1. **Approval-state check**: extend P-001 so that if an `approval` dict is attached to the action (with `approver` and `timestamp`), the rule returns ALLOW instead of ESCALATE — but only if the approval is fresh (e.g., < 10 minutes old). Add a test for an expired approval.
2. **RMF mapping generator**: write a function that, given the AI BOM and the audit trail, emits a markdown report mapping the agent's controls to the four RMF functions (Govern/Map/Measure/Manage), with evidence pointers (e.g., "Measure: injection success rate 4% over 500 attempts, audit entries AT-7841–AT-8340").

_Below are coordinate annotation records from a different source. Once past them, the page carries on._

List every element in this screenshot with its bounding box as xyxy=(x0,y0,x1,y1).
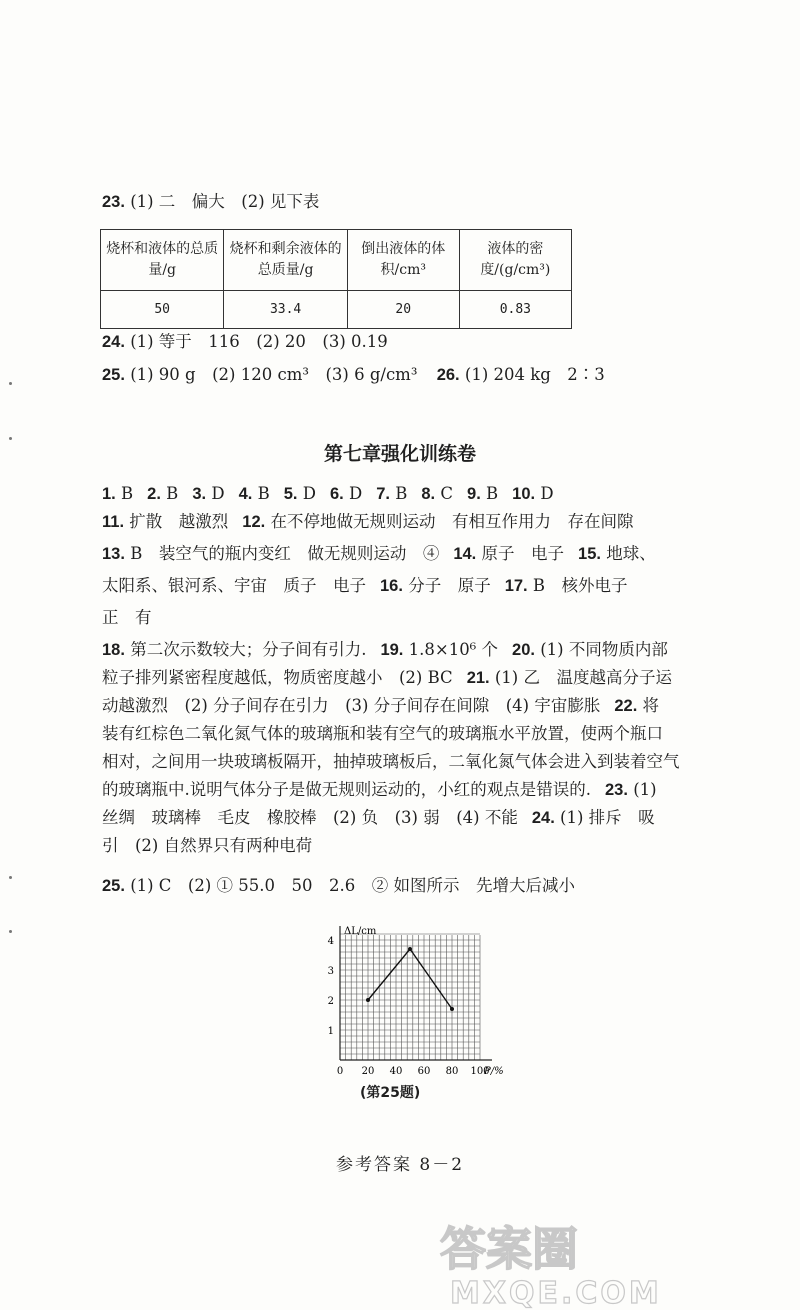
answer-text: 丝绸 玻璃棒 毛皮 橡胶棒 (2) 负 (3) 弱 (4) 不能 xyxy=(102,808,518,827)
answer-text: 在不停地做无规则运动 有相互作用力 存在间隙 xyxy=(270,512,634,531)
answer-text: 将 xyxy=(642,696,660,715)
table-header: 烧杯和液体的总质量/g xyxy=(101,230,224,291)
watermark-title: 答案圈 xyxy=(440,1222,578,1276)
answer-line xyxy=(102,778,657,802)
question-number: 13. xyxy=(102,545,125,563)
answer-text: 第二次示数较大；分子间有引力. xyxy=(130,640,367,659)
answer-line xyxy=(102,834,312,858)
question-number: 12. xyxy=(242,513,266,531)
chapter-title: 第七章强化训练卷 xyxy=(323,443,476,465)
data-point xyxy=(366,998,370,1002)
choice-answer: D xyxy=(302,484,316,503)
answer-text: 相对，之间用一块玻璃板隔开，抽掉玻璃板后，二氧化氮气体会进入到装着空气 xyxy=(102,752,680,771)
question-number: 16. xyxy=(380,577,403,595)
question-number: 21. xyxy=(466,669,490,687)
answer-text: 地球、 xyxy=(606,544,656,563)
question-number: 10. xyxy=(512,485,536,503)
table-cell: 0.83 xyxy=(459,291,571,329)
question-number: 14. xyxy=(453,545,477,563)
choice-answer: B xyxy=(395,484,408,503)
question-number: 25. xyxy=(102,877,125,895)
data-point xyxy=(408,947,412,951)
question-number: 8. xyxy=(421,485,436,503)
answer-line xyxy=(102,806,655,830)
x-tick-label: 100 xyxy=(470,1066,490,1077)
question-number: 15. xyxy=(578,545,601,563)
answer-text: (1) 等于 116 (2) 20 (3) 0.19 xyxy=(130,332,388,351)
x-tick-label: 60 xyxy=(417,1066,431,1077)
watermark-site: MXQE.COM xyxy=(450,1276,662,1310)
table-cell: 33.4 xyxy=(224,291,347,329)
choice-answer: B xyxy=(257,484,270,503)
question-number: 3. xyxy=(192,485,207,503)
answer-text: (1) 乙 温度越高分子运 xyxy=(494,668,672,687)
answer-25-26 xyxy=(102,363,605,387)
question-number: 17. xyxy=(504,577,528,595)
answer-line xyxy=(102,638,668,662)
answer-text: (1) 排斥 吸 xyxy=(560,808,655,827)
figure-caption: (第25题) xyxy=(360,1085,421,1101)
choice-answer: D xyxy=(540,484,554,503)
answer-line xyxy=(102,542,656,566)
y-tick-label: 2 xyxy=(327,996,334,1007)
question-number: 1. xyxy=(102,485,116,503)
data-point xyxy=(450,1007,454,1011)
answer-text: B 装空气的瓶内变红 做无规则运动 ④ xyxy=(130,544,440,563)
question-number: 5. xyxy=(283,485,298,503)
answer-23 xyxy=(102,190,319,214)
question-number: 26. xyxy=(436,366,460,384)
answer-text: 正 有 xyxy=(102,608,152,627)
answer-text: 分子 原子 xyxy=(408,576,491,595)
scan-mark xyxy=(9,876,12,879)
page-footer: 参考答案 8－2 xyxy=(335,1155,465,1175)
question-number: 24. xyxy=(531,809,555,827)
choice-answer: B xyxy=(121,484,134,503)
answer-text: 的玻璃瓶中.说明气体分子是做无规则运动的，小红的观点是错误的. xyxy=(102,780,591,799)
table-cell: 20 xyxy=(347,291,459,329)
answer-text: 太阳系、银河系、宇宙 质子 电子 xyxy=(102,576,366,595)
choice-answer: D xyxy=(348,484,363,503)
question-number: 18. xyxy=(102,641,125,659)
answer-text: 扩散 越激烈 xyxy=(129,512,229,531)
answer-line xyxy=(102,694,659,718)
y-axis-label: ΔL/cm xyxy=(344,926,377,937)
answer-text: 动越激烈 (2) 分子间存在引力 (3) 分子间存在间隙 (4) 宇宙膨胀 xyxy=(102,696,601,715)
answer-text: B 核外电子 xyxy=(532,576,628,595)
table-header: 烧杯和剩余液体的总质量/g xyxy=(224,230,347,291)
choice-answer: B xyxy=(486,484,499,503)
table-header: 倒出液体的体积/cm³ xyxy=(347,230,459,291)
watermark-logo xyxy=(420,1215,800,1310)
x-tick-label: 40 xyxy=(389,1066,403,1077)
answer-text: 原子 电子 xyxy=(481,544,565,563)
answer-line xyxy=(102,510,633,534)
answer-line xyxy=(102,722,663,746)
multiple-choice-answers xyxy=(102,482,554,506)
series-line xyxy=(368,949,452,1009)
choice-answer: D xyxy=(211,484,225,503)
table-cell: 50 xyxy=(101,291,224,329)
answer-text: (1) 204 kg 2∶3 xyxy=(464,365,605,384)
answer-text: 引 (2) 自然界只有两种电荷 xyxy=(102,836,313,855)
question-number: 7. xyxy=(376,485,390,503)
x-axis-label: P/% xyxy=(484,1066,504,1077)
question-number: 20. xyxy=(512,641,535,659)
x-tick-label: 20 xyxy=(361,1066,375,1077)
data-table xyxy=(100,229,572,329)
scan-mark xyxy=(9,930,12,933)
answer-line xyxy=(102,750,680,774)
table-header-row xyxy=(101,230,572,291)
question-number: 4. xyxy=(238,485,253,503)
question-number: 23. xyxy=(102,193,125,211)
table-header: 液体的密度/(g/cm³) xyxy=(459,230,571,291)
answer-line xyxy=(102,606,152,630)
question-number: 9. xyxy=(467,485,481,503)
x-tick-label: 80 xyxy=(445,1066,459,1077)
question-number: 24. xyxy=(102,333,125,351)
question-number: 2. xyxy=(147,485,161,503)
answer-text: 1.8×10⁶ 个 xyxy=(408,640,499,659)
y-tick-label: 4 xyxy=(327,936,334,947)
table-row xyxy=(101,291,572,329)
answer-text: 粒子排列紧密程度越低，物质密度越小 (2) BC xyxy=(102,668,453,687)
answer-text: (1) 不同物质内部 xyxy=(540,640,668,659)
question-number: 23. xyxy=(605,781,628,799)
question-number: 25. xyxy=(102,366,125,384)
answer-line xyxy=(102,574,628,598)
question-number: 11. xyxy=(102,513,125,531)
question-number: 22. xyxy=(614,697,638,715)
answer-text: 装有红棕色二氧化氮气体的玻璃瓶和装有空气的玻璃瓶水平放置，使两个瓶口 xyxy=(102,724,663,743)
question-number: 6. xyxy=(329,485,344,503)
choice-answer: C xyxy=(440,484,454,503)
choice-answer: B xyxy=(166,484,179,503)
answer-line xyxy=(102,666,672,690)
y-tick-label: 3 xyxy=(327,966,334,977)
question-number: 19. xyxy=(380,641,404,659)
answer-text: (1) C (2) ① 55.0 50 2.6 ② 如图所示 先增大后减小 xyxy=(130,876,576,895)
answer-text: (1) 二 偏大 (2) 见下表 xyxy=(130,192,320,211)
y-tick-label: 1 xyxy=(327,1026,334,1037)
answer-24 xyxy=(102,330,388,354)
scan-mark xyxy=(9,382,12,385)
x-tick-label: 0 xyxy=(336,1066,344,1077)
answer-text: (1) xyxy=(633,780,657,799)
answer-text: (1) 90 g (2) 120 cm³ (3) 6 g/cm³ xyxy=(130,365,418,384)
answer-line xyxy=(102,874,575,898)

This is the artifact you'd hand a governance reviewer.
3. **SBOM integration**: if `pip-audit` or `cyclonedx-py` is available, extend the AI BOM generator to read the actual dependency list from a `requirements.txt` or the environment, merging it with the `frameworks` field.

---

## Deliverables

- `ai_bom.py` — the AI BOM generator + `verify_ai_bom` (Phase 1)
- `ai_bom_output.json` — the generated BOM for the sample agent (Phase 1)
- `policy_engine.py` — the policy-as-code engine with default-deny, redaction, BOM integration (Phase 2)
- `constitution.md` — the plain-English policy (Phase 2 input)
- `audit_trail.py` — the append-only, hash-chained writer + `verify_chain` (Phase 3)
- `audit.jsonl` — the hash-chained audit trail produced by the integration (Phase 4)
- `tests/` — the test cases for each phase

## Success criteria

- [ ] `generate_ai_bom` produces valid JSON with all six component classes; `verify_ai_bom` returns no warnings for the sample agent.
- [ ] The policy engine returns the correct Decision for all six test cases, including default-deny.
- [ ] The audit entry for a production-data action shows arg KEYS, not VALUES (redaction works).
- [ ] A tool not in the AI BOM is DENIED by P-004.
- [ ] `AuditTrail.append` writes hash-chained entries; `verify_chain()` returns True for an intact trail and False after tampering.
- [ ] The Phase 4 integration runs end-to-end: every `engine.evaluate` produces one audit entry; the chain verifies.
- [ ] Every artifact ties back to a specific principle from the teaching document (AI BOM = auditable inventory; audit trail = enforcement evidence; policy-as-code = governance-to-engineering bridge).

## What this lab is NOT

- It is not a red-team. No injection, no jailbreak. The lab builds the **governance layer** the red-team's findings are reported against.
- It is not a production system. The audit trail's hash chain is tamper-*evident*, not tamper-*proof* (a sophisticated attacker with file write access could rewrite the whole file). Production uses WORM storage, hardware roots of trust, or an external notary. The principle is what matters here.
- It does not call any real model API. The `model_version` is a string field, not a live call. The governance layer is model-agnostic.